Are we still evolving? ... I want to know if we are still changing. Dr Alice Roberts, Horizon: Are We Still Evolving? BBC 2011
What’s surprising is that it only took the worms [new species formed in arsenic soil] a hundred and seventy years to change so much. ibid.
In the past we were all dark-skinned. ibid.
With two-hundred and fifty areas of genomes that have undergone recent natural selection, it’s clear that we have evolved away from our ancestors more than anyone anticipated. ibid.

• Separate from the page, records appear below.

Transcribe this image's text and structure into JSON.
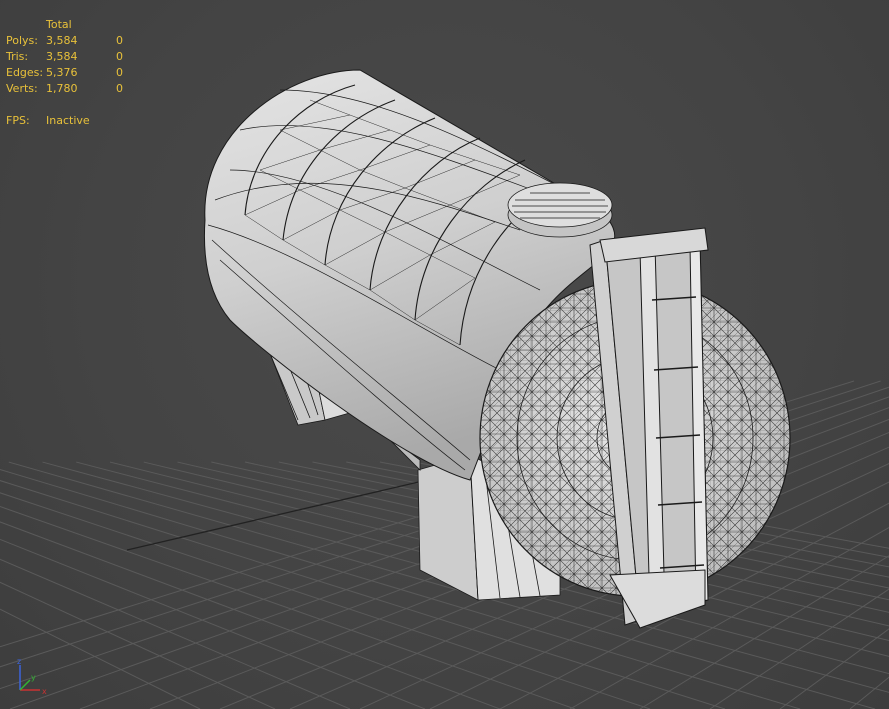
{
  "stats": {
    "header": "Total",
    "rows": [
      {
        "label": "Polys:",
        "total": "3,584",
        "selected": "0"
      },
      {
        "label": "Tris:",
        "total": "3,584",
        "selected": "0"
      },
      {
        "label": "Edges:",
        "total": "5,376",
        "selected": "0"
      },
      {
        "label": "Verts:",
        "total": "1,780",
        "selected": "0"
      }
    ],
    "fps_label": "FPS:",
    "fps_value": "Inactive"
  },
  "colors": {
    "stats_text": "#e8c13a",
    "viewport_bg": "#444444",
    "grid": "#5a5a5a",
    "mesh_fill": "#d6d6d6",
    "wire": "#1a1a1a",
    "axis_x": "#c83232",
    "axis_y": "#32b432",
    "axis_z": "#3c64dc"
  },
  "icons": {
    "gizmo": "axis-tripod-icon"
  }
}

There are few more pivotal moments in our past than when we started farming some ten thousand years ago. It was to be a defining point in our history. It would transform our diet, our cultures, and provide the foundations of our civilisations. But did its impact run even deeper than that? ibid.
This really could be as far as we go ... We’d need to keep in control of disease for ever. ibid.
Viruses and bacteria don’t stay the same: they evolve too. ibid.
It turns out our evolution is impossible to stop. ibid.
We are on the verge of being able to genetically engineer our own future. ibid.
We might be evolving faster than ever. Who knows where it will take us. ibid.
Our species is just a tiny twig on this massive tree of life. ibid.